Quinoa (pronounced KEEN-wah) is a high-protein cereal grain from South America. The tiny seeds have a fluffy, slightly crunchy texture and mild nutty-grassy taste when cooked. To remove any traces of the seeds' natural residue called saponin, rinse the quinoa well with cold water before cooking.
|1 1/2||cups quinoa|
|3 1/4||cups water|
|2||tablespoons olive oil|
|1||small onion, chopped|
|2||medium carrots, cut into 1/2-inch chunks|
|1/2||teaspoon Spanish (smoked) paprika|
|2||baby bok choy (about 7 inches long), cut crosswise into 1/2-inch slices|
|Salt and pepper, to taste|
1. In a fine sieve, rinse the quinoa well under cool running water.
2. In a large saucepan, bring the water to a boil. Stir in the quinoa. Reduce the heat to medium, cover the pan, and simmer the quinoa for 15 minutes or until it is tender. Drain off any excess water.

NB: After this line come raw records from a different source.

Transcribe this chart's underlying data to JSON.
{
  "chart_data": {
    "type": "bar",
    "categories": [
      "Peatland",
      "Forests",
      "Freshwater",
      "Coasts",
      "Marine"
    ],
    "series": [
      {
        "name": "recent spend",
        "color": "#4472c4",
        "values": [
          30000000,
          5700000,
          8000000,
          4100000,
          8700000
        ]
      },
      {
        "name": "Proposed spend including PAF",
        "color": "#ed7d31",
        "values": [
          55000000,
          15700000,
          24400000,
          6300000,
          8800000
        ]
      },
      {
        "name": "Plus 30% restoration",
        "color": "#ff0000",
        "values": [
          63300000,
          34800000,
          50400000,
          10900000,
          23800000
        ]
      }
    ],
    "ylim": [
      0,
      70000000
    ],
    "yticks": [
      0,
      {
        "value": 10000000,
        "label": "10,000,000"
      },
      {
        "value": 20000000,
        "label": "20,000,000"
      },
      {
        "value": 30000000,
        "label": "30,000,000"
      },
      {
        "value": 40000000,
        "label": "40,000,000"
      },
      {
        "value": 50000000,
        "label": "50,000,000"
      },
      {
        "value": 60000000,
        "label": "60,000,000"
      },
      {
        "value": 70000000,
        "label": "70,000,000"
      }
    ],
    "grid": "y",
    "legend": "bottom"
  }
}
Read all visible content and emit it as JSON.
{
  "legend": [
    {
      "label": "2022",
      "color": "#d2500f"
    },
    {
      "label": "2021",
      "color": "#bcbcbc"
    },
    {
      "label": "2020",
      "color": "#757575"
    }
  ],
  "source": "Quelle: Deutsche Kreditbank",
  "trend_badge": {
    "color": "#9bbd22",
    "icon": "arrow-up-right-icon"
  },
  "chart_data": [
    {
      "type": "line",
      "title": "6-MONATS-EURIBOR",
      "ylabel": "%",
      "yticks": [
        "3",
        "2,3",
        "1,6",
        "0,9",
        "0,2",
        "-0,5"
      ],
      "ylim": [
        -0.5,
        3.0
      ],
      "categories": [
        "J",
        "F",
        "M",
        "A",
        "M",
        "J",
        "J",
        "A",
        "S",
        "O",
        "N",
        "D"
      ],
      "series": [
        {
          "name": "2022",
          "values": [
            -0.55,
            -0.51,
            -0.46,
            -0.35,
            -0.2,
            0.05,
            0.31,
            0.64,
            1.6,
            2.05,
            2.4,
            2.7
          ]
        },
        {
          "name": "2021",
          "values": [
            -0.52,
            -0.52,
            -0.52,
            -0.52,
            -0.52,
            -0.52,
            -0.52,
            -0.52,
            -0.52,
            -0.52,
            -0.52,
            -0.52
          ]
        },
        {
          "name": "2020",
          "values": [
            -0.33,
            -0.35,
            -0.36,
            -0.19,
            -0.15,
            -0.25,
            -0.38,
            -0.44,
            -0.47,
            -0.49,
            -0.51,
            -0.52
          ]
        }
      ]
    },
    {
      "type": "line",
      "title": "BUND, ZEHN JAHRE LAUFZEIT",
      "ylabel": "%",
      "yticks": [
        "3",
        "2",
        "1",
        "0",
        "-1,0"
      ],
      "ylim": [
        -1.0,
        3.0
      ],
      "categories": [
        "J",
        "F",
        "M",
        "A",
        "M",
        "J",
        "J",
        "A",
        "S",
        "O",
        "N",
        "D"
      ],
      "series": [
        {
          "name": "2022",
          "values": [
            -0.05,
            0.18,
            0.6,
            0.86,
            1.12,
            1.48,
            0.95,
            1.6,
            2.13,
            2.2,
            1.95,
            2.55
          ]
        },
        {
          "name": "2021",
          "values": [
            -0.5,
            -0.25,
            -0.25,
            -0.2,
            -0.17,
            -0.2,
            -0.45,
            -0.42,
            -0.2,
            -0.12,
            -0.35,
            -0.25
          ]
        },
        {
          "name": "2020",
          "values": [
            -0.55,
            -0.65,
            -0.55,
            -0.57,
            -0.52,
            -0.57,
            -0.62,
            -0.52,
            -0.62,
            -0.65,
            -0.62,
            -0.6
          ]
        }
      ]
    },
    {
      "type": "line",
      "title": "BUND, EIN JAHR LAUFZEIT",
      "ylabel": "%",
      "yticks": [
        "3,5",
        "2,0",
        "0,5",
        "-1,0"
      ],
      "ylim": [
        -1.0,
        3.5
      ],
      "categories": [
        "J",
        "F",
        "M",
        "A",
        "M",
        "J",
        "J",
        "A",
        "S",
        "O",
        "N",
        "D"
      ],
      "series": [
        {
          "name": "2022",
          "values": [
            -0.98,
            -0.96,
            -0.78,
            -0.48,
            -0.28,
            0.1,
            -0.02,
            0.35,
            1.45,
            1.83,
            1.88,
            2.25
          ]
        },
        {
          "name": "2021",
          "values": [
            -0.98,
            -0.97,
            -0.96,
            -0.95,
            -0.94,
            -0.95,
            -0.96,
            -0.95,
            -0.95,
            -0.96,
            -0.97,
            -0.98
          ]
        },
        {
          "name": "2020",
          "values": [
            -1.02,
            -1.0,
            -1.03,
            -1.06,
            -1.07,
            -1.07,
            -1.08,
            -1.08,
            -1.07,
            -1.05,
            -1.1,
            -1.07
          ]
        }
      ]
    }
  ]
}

3. In a large heavy skillet, heat the oil over medium heat. Add the onion and carrots and cook, stirring often, for 5 minutes or until the onion softens. Stir in the paprika. Turn the heat up to medium-high, add the bok choy, and cook, stirring often, for 5 minutes or until the bok choy is tender.
4. Add the quinoa to the skillet with salt and pepper. Stir well. Serve warm or at room temperature.